Cancer care has become more challenging: for one, research in the area has exposed the complexity of the disease; and two, increased awareness has made the demand for highly innovative treatments a priority in the field of oncology. The disease spectrum for cancer is vast, and oncologists today have a hand in everything from prevention, diagnosis, and treatment, to rehabilitation, management of side effects and symptoms, and research. To effectively engage with these cancer specialists is to understand them on an individual basis: What is their specific role as part of an MDT? What is their approach to cancer care? What are their clinical interests?
Understanding the Oncologist as an MDT Member
Oncologists represent the core members of an MDT; it is usually their responsibility to integrate all the information in the interest of the patient, and develop an optimal treatment plan. Other MDT team members include primary care physicians, imaging specialists, surgeons, radiologists, oncology nurses, pharmacists, nutritional and other counseling specialists, and experts from other specialties. However, while the role of an oncology specialist is a constant, the makeup of an MDT may vary, and depends on who is regionally available and qualified.
The oncologist is central to the MDT and is expected to seek MDT review of each recommended course of treatment before proceeding. Because there are gaps in cancer coverage in certain parts of the world, including Europe, it is up to the oncologist to establish alternative methods of delivering care, such as telemedicine, and to coordinate remote meetings with MDTs when necessary. Communications tactics must consider the oncologist’s role as an MDT member, facilitating immediate (as well as remote) access to resources that offer support. This means offering digital solutions that are fluid across multiple channels, meeting the need to communicate with oncologists according to their preferences.
The Specialization of Oncologists
Oncologists must demonstrate a core competency in understanding and managing a wide range of molecular-based cancer subtypes. Further, they must be able to recognize comorbidities and understand how to treat cancer with combination therapies. Ultimately, it is up to the oncologist to ensure that a recommended cancer treatment program is in the patient’s best interest. According to practice guidelines, oncologists should provide access to state-of-the-art drug therapies that are evidence based, safe, cost-effective, and preserve a patient’s quality of life.
Oncologists are often thought of as a guide along a patient’s so-called “cancer journey,” and need to offer diverse healthcare-related activities, including coordination and collaboration with MDTs. It is important to understand, however, that oncologists are not only responsible for providing treatment and care to cancer patients, but they are also involved in the innovative research that goes into improving and developing new therapies, diagnostic approaches, and preventive practices. For communications to be deemed valuable, both the approach and the content should, at the minimum, be tailored to the specific specialization demonstrated by a given oncologist.

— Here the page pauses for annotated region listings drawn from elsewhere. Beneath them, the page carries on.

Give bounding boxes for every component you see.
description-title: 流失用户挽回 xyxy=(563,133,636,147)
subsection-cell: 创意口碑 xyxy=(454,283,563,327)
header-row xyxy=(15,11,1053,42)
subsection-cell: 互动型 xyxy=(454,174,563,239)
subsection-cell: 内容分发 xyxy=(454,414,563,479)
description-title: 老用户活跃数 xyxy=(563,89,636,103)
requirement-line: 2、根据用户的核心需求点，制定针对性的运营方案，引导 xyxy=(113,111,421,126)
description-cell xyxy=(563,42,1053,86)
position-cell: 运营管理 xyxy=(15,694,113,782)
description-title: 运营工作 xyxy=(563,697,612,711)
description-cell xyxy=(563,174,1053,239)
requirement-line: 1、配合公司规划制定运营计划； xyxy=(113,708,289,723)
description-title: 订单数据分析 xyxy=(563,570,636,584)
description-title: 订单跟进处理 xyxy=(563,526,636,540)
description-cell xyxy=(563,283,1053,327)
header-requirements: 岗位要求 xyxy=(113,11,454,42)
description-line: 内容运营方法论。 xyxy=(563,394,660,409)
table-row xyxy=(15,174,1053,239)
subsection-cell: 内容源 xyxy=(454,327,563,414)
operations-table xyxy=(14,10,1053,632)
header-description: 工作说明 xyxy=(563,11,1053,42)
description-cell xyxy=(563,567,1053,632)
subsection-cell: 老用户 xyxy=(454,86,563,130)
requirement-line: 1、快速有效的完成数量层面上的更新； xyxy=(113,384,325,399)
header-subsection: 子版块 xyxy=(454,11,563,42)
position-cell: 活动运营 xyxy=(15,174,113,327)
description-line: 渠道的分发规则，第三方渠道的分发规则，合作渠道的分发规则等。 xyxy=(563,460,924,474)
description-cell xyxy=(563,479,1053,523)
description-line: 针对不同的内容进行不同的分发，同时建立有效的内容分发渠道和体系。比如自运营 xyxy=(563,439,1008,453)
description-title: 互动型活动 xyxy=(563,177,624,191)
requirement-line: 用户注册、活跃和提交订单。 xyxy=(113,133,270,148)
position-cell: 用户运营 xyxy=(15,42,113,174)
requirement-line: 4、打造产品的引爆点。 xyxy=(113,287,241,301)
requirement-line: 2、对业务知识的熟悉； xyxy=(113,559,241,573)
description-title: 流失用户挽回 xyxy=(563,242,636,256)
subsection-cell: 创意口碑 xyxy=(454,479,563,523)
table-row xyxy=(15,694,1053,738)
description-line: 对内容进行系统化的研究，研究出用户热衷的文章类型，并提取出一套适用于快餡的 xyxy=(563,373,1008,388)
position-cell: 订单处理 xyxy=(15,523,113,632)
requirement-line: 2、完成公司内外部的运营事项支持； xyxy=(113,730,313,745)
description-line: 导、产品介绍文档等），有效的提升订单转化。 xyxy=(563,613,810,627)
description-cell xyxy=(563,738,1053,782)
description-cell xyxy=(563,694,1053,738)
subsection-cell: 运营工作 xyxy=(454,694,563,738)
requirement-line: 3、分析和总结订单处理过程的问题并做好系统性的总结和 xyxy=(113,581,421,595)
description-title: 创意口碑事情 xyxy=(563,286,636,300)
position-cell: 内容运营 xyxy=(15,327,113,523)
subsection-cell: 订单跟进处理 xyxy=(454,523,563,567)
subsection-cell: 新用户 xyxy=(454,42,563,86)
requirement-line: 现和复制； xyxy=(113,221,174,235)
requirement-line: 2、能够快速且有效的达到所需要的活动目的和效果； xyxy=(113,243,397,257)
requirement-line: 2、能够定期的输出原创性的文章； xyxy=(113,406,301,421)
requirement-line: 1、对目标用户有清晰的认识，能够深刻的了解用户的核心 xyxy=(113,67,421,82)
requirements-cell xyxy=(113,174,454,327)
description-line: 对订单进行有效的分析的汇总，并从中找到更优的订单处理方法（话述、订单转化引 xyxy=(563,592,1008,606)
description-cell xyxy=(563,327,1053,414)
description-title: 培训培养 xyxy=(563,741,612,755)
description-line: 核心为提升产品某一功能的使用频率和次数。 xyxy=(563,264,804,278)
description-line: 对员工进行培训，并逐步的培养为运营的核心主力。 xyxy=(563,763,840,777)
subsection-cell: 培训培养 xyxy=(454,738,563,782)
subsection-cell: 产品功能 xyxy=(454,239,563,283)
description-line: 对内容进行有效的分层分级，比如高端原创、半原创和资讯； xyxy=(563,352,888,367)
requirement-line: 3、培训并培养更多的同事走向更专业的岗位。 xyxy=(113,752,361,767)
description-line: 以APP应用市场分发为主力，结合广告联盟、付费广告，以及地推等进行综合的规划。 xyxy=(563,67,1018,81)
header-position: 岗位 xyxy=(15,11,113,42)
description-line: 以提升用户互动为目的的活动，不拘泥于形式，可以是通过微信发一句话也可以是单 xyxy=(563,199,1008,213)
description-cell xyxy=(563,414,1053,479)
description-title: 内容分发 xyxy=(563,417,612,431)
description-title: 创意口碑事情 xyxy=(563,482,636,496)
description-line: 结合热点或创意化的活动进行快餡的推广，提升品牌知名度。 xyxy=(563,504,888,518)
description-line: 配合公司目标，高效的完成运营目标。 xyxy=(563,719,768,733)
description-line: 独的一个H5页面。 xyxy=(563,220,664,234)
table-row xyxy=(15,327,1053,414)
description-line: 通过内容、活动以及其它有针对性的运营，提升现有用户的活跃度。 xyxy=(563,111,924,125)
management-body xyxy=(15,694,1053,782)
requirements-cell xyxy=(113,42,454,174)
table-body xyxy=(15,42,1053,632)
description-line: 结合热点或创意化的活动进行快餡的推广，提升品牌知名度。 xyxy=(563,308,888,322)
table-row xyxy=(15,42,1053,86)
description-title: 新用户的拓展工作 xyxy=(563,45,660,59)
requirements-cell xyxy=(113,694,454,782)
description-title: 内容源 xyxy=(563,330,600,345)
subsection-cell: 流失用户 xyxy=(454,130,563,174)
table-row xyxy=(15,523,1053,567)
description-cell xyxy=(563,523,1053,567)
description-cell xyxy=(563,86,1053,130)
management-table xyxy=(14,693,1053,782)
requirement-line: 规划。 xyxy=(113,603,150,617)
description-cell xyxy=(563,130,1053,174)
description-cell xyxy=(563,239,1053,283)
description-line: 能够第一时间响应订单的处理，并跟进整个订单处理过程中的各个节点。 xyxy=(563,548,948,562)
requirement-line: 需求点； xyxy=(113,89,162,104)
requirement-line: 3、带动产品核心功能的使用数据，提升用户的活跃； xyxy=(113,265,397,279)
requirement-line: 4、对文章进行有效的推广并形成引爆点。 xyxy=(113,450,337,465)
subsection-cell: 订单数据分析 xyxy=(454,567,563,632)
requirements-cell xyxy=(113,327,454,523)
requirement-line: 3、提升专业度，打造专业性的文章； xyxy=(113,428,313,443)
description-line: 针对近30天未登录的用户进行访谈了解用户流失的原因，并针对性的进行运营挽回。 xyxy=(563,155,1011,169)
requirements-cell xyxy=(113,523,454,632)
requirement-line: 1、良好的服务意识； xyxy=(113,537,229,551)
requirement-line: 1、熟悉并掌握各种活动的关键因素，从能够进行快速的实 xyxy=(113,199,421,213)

The Oncologist’s Role in the Future of Cancer Care
Perhaps more than any other medical discipline, oncologists drive innovation in medical practice and contribute to the development of new and effective treatment options. The future of cancer care lies in “personalized” interventions, and oncologists look to build on new imaging and molecular diagnostic technologies. Using next-generation sequencing, oncologists will be able to identify patients (on the basis of their molecular profiles) who can benefit from one type of therapy, while sparing them unnecessary or ineffective treatments.
Another consideration for the future of cancer care is the involvement and action of oncologists at the political level: in gaining support for progress in the area of personalized medicine, and involving a more flexible, multidisciplinary approach to oncology practice. Oncologists are also getting involved in specialist organizations, which ensure cancer patients around the world have equal access to diagnostics, medicine, services, and procedures. As life expectancy increases, cancer incidence will be on the rise; advocating for the recognition of oncology as a specialty is important to the field and the future of cancer medicine.